Both House and Senate Republicans using transportation bill to force approval of Keystone XL pipeline. The Hill: "The House version of the massive transportation package, slated for a vote this week, includes provisions to force a permit for TransCanada Corp.’s proposed Alberta-to-Texas pipeline. Several Senate lawmakers backing the controversial oil pipeline filed an amendment Monday authorizing construction of the project, a more aggressive stance than earlier legislation that simply mandated a federal decision deadline. The moves underscore the GOP’s determination to promote the pipeline and attack the Obama administration for rejecting a permit in January."
OurFuture.org's Dave Johnson lists the infrastructure proposals in President Obama's budget.
Breakfast Sides
Paul Volcker on the "Volcker Rule": "The former Federal Reserve chairman on Monday submitted a long response to critics of the so-called Volcker Rule, the controversial section of the Dodd-Frank financial-reform act that prohibits banks from trading with their own money. The goal of the rule is to help keep the Too Big to Fail set from taking on so many big risks that they blow up the global economy. Again. Monday was the last day for banks, economists, investors and other observers to tell the government what they think about the Volcker Rule."
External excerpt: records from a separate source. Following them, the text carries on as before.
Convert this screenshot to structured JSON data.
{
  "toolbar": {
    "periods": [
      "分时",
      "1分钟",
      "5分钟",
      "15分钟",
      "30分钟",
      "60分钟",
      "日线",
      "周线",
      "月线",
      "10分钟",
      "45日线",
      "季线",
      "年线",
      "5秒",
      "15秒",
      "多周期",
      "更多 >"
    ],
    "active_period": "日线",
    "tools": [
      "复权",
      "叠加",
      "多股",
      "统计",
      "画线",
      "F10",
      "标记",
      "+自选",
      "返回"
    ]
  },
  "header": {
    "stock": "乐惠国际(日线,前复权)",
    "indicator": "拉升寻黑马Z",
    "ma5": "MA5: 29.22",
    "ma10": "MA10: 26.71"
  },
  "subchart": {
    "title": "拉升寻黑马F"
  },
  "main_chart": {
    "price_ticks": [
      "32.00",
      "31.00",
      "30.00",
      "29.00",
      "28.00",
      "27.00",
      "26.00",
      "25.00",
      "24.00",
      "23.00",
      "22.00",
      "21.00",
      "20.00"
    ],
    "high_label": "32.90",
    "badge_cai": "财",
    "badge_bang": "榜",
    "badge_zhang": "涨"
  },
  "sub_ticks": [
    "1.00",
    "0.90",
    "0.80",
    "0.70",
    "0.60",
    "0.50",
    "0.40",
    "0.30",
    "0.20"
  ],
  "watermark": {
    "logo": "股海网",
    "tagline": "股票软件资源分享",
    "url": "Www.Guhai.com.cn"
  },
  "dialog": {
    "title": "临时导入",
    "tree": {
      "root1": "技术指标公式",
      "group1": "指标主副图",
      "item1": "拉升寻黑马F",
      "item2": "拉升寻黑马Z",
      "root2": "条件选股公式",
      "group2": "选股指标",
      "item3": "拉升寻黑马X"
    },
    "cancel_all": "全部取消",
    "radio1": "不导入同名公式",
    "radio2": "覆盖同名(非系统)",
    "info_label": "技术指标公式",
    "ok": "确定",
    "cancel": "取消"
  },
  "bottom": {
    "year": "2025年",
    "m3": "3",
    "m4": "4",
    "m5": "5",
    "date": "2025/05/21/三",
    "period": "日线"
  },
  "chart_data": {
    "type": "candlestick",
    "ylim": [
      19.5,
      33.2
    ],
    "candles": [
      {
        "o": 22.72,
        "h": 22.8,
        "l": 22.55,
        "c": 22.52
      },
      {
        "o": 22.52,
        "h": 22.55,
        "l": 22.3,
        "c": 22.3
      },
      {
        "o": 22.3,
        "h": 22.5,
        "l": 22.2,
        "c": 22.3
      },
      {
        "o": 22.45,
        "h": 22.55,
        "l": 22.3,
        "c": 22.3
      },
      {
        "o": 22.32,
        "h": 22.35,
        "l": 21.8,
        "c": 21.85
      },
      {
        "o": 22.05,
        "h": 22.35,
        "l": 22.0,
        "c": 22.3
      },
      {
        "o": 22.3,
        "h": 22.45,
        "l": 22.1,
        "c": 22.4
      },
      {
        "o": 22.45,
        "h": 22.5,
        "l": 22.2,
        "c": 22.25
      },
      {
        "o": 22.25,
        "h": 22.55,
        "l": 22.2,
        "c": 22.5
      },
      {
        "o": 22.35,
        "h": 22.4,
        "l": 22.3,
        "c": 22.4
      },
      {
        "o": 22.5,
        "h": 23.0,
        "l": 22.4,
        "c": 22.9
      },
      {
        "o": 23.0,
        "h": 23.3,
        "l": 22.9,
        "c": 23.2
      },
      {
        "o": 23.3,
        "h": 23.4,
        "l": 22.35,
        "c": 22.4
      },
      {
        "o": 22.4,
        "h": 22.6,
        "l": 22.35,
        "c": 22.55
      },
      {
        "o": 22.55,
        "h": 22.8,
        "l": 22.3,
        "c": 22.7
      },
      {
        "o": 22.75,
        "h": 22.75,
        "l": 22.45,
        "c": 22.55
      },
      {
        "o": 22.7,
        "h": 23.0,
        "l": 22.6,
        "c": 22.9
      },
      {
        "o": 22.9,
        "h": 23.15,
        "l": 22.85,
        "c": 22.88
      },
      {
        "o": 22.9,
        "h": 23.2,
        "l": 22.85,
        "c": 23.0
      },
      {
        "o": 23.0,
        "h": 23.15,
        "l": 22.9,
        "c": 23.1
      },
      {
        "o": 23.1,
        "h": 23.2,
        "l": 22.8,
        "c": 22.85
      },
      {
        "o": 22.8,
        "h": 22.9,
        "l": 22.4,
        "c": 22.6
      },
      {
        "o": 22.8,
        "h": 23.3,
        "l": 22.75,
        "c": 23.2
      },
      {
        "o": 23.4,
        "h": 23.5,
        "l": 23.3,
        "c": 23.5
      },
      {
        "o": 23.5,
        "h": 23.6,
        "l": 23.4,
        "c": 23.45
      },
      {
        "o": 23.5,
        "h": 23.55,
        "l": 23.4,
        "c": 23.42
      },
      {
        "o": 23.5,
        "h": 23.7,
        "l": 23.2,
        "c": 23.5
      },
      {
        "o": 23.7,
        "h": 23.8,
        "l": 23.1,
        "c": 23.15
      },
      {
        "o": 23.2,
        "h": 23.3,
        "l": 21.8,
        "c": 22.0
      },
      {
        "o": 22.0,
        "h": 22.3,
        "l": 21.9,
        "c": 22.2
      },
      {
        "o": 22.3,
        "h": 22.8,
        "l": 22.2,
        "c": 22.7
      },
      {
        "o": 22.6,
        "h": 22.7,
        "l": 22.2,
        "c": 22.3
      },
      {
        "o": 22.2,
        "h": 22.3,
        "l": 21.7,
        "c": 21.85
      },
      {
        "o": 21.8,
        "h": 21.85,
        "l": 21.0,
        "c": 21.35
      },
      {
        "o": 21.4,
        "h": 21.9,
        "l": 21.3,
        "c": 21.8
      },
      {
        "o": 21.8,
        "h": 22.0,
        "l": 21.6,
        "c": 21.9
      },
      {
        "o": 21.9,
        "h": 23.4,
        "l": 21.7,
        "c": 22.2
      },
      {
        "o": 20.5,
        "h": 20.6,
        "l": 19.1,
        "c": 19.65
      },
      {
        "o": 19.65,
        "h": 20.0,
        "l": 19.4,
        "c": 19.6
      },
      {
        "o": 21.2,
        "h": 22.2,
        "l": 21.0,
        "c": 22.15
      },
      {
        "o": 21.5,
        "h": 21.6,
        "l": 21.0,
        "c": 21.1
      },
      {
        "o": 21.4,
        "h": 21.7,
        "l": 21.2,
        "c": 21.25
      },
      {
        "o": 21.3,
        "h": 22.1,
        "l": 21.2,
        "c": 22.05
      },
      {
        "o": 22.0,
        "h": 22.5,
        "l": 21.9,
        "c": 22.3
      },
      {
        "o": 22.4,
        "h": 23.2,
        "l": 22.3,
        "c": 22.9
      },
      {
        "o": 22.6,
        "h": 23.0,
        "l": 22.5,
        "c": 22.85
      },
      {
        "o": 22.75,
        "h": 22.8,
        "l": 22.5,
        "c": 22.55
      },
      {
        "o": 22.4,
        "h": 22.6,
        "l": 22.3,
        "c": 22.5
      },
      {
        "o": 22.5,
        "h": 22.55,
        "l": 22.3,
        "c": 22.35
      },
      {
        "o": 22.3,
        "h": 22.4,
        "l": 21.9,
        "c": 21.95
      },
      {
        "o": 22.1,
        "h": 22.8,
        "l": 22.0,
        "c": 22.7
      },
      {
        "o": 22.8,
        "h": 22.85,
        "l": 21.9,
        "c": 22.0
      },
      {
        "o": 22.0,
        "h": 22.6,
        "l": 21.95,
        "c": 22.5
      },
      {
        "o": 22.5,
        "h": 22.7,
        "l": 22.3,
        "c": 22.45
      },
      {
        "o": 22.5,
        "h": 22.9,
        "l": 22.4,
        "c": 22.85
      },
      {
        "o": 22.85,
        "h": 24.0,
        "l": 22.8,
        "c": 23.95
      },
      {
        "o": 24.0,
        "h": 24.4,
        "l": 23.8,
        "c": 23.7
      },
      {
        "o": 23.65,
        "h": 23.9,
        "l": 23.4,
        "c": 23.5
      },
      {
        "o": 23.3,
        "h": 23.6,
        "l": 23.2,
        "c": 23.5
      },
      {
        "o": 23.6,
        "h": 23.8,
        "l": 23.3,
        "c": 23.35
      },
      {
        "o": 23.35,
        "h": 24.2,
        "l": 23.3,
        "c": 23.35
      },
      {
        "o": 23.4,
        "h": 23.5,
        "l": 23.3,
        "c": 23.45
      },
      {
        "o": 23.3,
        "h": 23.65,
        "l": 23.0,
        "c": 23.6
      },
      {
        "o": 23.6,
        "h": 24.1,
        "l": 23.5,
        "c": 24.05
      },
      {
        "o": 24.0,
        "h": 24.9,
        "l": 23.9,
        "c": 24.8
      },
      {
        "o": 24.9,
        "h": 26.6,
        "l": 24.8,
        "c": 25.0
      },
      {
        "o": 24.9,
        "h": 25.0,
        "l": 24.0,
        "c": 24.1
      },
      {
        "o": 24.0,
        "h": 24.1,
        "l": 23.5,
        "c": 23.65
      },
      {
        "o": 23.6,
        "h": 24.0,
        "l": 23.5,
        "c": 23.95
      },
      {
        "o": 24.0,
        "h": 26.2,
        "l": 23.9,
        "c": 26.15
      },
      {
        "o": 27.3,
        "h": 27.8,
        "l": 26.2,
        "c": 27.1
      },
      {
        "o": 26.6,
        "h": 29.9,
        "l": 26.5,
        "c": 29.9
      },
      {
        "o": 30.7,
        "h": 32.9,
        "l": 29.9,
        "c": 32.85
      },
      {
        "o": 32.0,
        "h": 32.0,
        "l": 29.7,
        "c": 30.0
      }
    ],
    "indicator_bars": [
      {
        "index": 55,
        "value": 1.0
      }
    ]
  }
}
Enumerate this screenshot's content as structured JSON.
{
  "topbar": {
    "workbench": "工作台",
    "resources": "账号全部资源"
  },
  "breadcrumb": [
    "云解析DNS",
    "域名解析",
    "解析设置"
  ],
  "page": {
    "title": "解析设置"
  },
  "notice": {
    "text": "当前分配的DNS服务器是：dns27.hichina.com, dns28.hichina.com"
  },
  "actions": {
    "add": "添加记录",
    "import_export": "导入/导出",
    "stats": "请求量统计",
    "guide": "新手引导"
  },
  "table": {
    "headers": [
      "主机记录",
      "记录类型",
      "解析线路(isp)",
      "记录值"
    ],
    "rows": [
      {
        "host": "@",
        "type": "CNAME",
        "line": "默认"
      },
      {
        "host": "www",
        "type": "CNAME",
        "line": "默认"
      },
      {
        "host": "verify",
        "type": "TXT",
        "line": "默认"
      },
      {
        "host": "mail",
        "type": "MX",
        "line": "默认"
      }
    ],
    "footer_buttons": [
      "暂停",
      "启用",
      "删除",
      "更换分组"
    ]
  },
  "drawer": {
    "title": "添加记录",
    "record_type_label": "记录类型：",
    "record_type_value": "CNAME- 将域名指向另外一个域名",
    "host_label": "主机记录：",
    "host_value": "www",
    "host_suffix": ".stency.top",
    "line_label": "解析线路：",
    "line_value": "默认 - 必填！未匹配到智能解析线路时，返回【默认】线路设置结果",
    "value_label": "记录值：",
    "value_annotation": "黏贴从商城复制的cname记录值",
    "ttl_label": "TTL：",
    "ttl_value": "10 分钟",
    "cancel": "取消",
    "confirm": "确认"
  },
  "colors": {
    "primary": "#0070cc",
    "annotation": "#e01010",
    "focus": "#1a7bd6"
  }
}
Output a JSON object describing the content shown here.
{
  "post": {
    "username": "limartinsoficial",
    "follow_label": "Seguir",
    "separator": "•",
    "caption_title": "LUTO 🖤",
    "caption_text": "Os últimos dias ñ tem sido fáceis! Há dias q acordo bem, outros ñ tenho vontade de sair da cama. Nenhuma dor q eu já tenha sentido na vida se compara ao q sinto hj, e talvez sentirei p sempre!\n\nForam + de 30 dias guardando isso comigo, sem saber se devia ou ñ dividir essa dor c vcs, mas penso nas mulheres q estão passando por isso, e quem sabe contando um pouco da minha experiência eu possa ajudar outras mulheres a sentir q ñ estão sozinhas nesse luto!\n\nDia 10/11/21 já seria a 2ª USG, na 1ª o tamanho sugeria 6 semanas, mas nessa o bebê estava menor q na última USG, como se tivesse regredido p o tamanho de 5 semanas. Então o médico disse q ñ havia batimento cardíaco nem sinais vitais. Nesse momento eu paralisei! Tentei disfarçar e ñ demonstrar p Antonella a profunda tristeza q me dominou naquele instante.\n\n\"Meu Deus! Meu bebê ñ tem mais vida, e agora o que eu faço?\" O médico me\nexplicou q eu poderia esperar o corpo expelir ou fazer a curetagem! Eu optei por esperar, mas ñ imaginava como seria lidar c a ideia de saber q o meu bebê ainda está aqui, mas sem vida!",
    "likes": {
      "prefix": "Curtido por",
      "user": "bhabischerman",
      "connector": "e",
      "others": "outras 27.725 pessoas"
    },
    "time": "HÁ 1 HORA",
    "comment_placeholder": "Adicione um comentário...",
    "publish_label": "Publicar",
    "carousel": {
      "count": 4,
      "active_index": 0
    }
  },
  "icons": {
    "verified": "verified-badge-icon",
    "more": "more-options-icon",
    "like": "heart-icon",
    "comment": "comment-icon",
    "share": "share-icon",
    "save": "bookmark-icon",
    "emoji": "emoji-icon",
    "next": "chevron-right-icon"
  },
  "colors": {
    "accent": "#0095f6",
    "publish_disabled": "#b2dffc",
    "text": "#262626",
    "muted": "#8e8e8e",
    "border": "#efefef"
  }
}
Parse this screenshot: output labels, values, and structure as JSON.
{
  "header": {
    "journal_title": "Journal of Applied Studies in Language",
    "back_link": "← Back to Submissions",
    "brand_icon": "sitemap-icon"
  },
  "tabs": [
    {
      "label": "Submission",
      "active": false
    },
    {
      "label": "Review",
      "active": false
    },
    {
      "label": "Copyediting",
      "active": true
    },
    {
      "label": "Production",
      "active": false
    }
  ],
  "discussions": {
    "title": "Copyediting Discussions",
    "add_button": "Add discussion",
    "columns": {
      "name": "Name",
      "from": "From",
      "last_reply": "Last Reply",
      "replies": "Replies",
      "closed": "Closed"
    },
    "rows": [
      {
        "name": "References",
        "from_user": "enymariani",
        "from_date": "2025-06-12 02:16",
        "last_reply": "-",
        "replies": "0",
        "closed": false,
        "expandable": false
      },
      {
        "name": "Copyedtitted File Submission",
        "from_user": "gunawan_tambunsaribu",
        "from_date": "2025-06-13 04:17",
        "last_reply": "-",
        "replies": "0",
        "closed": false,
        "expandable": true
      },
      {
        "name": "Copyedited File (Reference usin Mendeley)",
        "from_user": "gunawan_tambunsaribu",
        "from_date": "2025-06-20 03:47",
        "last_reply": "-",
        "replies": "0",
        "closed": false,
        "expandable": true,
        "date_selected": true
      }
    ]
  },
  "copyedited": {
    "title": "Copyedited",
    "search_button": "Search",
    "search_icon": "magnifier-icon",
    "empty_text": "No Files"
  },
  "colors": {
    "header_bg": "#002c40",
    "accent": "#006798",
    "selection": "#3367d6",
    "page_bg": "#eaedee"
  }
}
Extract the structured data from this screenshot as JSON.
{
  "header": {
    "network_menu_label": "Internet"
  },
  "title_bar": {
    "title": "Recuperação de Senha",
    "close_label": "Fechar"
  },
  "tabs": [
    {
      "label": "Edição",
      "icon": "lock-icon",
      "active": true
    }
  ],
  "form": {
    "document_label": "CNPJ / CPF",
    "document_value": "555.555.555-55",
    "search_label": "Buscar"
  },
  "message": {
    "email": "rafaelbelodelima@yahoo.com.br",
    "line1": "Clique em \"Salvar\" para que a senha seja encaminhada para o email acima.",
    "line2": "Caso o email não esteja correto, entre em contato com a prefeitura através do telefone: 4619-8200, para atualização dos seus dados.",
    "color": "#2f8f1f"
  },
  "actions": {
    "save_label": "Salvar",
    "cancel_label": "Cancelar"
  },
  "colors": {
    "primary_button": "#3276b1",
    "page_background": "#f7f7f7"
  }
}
Instead of suppressing the right to vote, here's a voting issue conservatives should focus on. NPR: "A new report by the Pew Center on the States finds that more than 1.8 million dead people are currently registered to vote. And 24 million registrations are either invalid or inaccurate. There's little evidence this has led to widespread voter fraud, but it has raised concerns that the system is vulnerable. ... Washington and seven other states — Oregon, Colorado, Delaware, Maryland, Virginia, Utah and Nevada — are joining a pilot program to share more voter information and other databases, to try to make their lists more accurate."